The company will drill 18 new holes to follow up a 40-hole air-core program in 2019 that intersected significant lateritic material overlying ultramafic and mafic rock units within the Minemoorong Ultramafic complex. The intrusive forms a prominent egg-shaped magnetic anomaly that sits almost entirely within Javelin’s ground. At surface, it presents as a flat, featureless area.
Javelin says the drilling has been planned to provide more understanding of the underlying rock units and geological structures in underexplored areas of the Malamute project, where it believes potential untested targets exist. The new holes will test selected magnetic highs within the Minemoorong complex.

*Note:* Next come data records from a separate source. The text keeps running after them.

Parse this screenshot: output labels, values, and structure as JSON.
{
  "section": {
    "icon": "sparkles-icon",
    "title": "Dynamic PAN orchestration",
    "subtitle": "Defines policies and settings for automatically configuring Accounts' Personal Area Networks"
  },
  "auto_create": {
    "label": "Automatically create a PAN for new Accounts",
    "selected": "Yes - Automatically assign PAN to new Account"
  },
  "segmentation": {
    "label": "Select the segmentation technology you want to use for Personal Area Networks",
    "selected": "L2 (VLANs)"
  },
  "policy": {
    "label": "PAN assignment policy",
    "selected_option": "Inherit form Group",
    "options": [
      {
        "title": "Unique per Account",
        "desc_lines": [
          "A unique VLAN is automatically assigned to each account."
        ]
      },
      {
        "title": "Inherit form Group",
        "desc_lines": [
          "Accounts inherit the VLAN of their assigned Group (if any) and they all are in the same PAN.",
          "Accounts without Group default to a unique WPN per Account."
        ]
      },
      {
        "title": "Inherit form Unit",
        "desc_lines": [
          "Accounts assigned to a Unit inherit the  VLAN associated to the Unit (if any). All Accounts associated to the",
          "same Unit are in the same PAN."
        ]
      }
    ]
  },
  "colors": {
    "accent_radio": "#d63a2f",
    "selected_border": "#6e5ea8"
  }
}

Management is still waiting on assays from 60 soil samples taken from across the Malamute tenement. The soil sampling followed a detailed historical exploration data review, which identified previously unexplored aeromagnetic features in the southern part of the tenement. Soil-sample assays are expected this quarter.
Geoscience Australia describes the stratigraphic rock unit called the Minemoorong Ultramafic, which was previously known as the Minemoorong Intrusive Complex, as a probable Alaskan-type intrusive complex partly composed of pyroxenite and defined by intense aeromagnetic anomaly. It is an Ordovician age ultramafic complex and a member of the Fifield suite of intrusive in the Lachlan Orogenic zone of eastern Australia.

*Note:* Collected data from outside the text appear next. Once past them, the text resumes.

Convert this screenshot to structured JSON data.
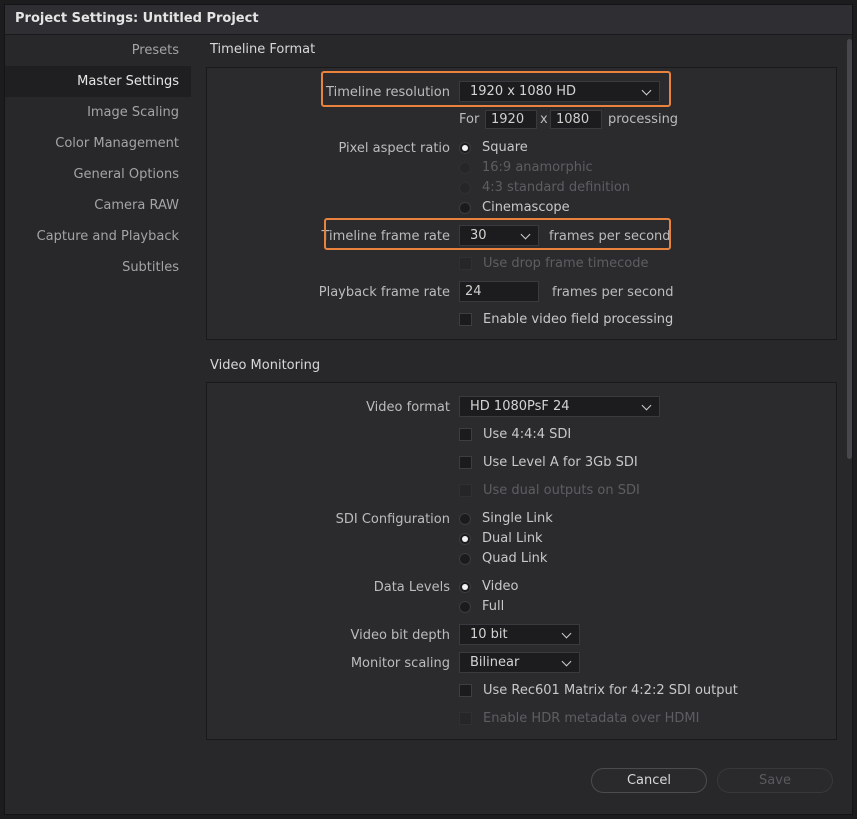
{
  "window": {
    "title": "Project Settings:  Untitled Project"
  },
  "sidebar": {
    "items": [
      {
        "label": "Presets"
      },
      {
        "label": "Master Settings",
        "active": true
      },
      {
        "label": "Image Scaling"
      },
      {
        "label": "Color Management"
      },
      {
        "label": "General Options"
      },
      {
        "label": "Camera RAW"
      },
      {
        "label": "Capture and Playback"
      },
      {
        "label": "Subtitles"
      }
    ]
  },
  "timeline_format": {
    "section_title": "Timeline Format",
    "resolution_label": "Timeline resolution",
    "resolution_value": "1920 x 1080 HD",
    "for_label": "For",
    "width": "1920",
    "x_label": "x",
    "height": "1080",
    "processing_label": "processing",
    "pixel_aspect_label": "Pixel aspect ratio",
    "pixel_aspect_options": [
      {
        "label": "Square",
        "selected": true,
        "enabled": true
      },
      {
        "label": "16:9 anamorphic",
        "selected": false,
        "enabled": false
      },
      {
        "label": "4:3 standard definition",
        "selected": false,
        "enabled": false
      },
      {
        "label": "Cinemascope",
        "selected": false,
        "enabled": true
      }
    ],
    "frame_rate_label": "Timeline frame rate",
    "frame_rate_value": "30",
    "fps_label": "frames per second",
    "drop_frame_label": "Use drop frame timecode",
    "playback_rate_label": "Playback frame rate",
    "playback_rate_value": "24",
    "playback_fps_label": "frames per second",
    "field_processing_label": "Enable video field processing"
  },
  "video_monitoring": {
    "section_title": "Video Monitoring",
    "video_format_label": "Video format",
    "video_format_value": "HD 1080PsF 24",
    "use_444_label": "Use 4:4:4 SDI",
    "level_a_label": "Use Level A for 3Gb SDI",
    "dual_outputs_label": "Use dual outputs on SDI",
    "sdi_config_label": "SDI Configuration",
    "sdi_options": [
      {
        "label": "Single Link",
        "selected": false
      },
      {
        "label": "Dual Link",
        "selected": true
      },
      {
        "label": "Quad Link",
        "selected": false
      }
    ],
    "data_levels_label": "Data Levels",
    "data_levels_options": [
      {
        "label": "Video",
        "selected": true
      },
      {
        "label": "Full",
        "selected": false
      }
    ],
    "bit_depth_label": "Video bit depth",
    "bit_depth_value": "10 bit",
    "monitor_scaling_label": "Monitor scaling",
    "monitor_scaling_value": "Bilinear",
    "rec601_label": "Use Rec601 Matrix for 4:2:2 SDI output",
    "hdr_label": "Enable HDR metadata over HDMI"
  },
  "buttons": {
    "cancel": "Cancel",
    "save": "Save"
  },
  "colors": {
    "highlight": "#e8823d",
    "background": "#28282b",
    "panel": "#2b2b2e"
  }
}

The north-south trend of Alaskan-type ultramafic intrusions extends north, about 45km from Javelin’s Malamute project, to Helix Resources’ spin-out company Ionick Metals’ Homeville laterite nickel-cobalt deposit that contains 17.9 million tonnes at 0.9 per cent nickel and 0.06 per cent cobalt. Some 100km further south from Malamute, the Syerston laterite nickel-cobalt deposit contains 76.8 million tonnes at 0.73 per cent nickel and 0.13 per cent cobalt.
Both the Homeville and Syerston deposits are laterite-hosted above Alaskan-type ultramafic complexes. Laterite is the weathered profile above primary mineralisation.

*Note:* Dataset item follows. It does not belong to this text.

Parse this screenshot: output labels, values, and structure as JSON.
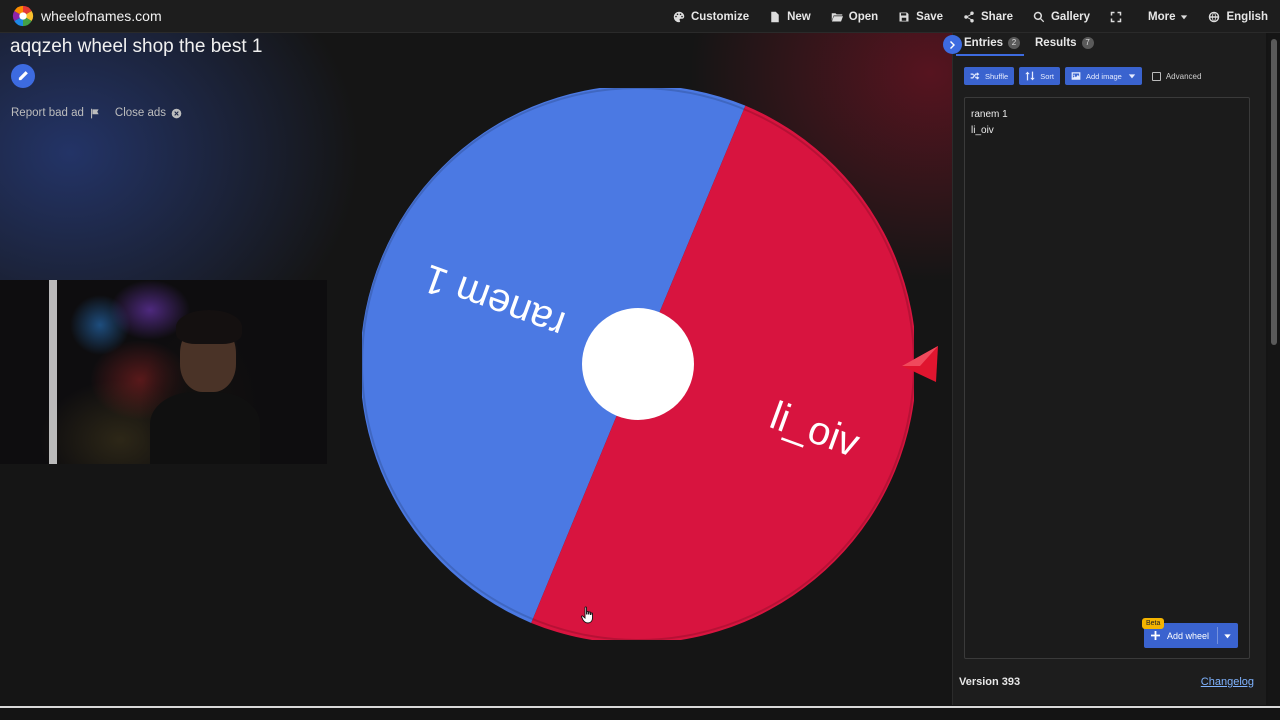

Helix describes Homeville as having excellent grades of nickel and cobalt, but it needs more tonnes to be of interest. A target of 60 to 100 million tonnes is considered necessary to underpin a long-term operation.
The ultramafic belt also hosts the CZ copper deposit with 2 million tonnes at 2 per cent copper.
Also at Tottenham, Locksley Resources has volcanogenic massive sulphide copper deposits with a resource of 9.8 million tonnes at 0.7 per cent copper, 0.2 grams per tonne gold and 2g/t silver.
Javelin will be hoping to generate some additional tonnes of laterite-hosted nickel-cobalt above its Alaskan-type ultramafic rocks at Malamute and it could just prove to be a useful addition to the Homeville project development story.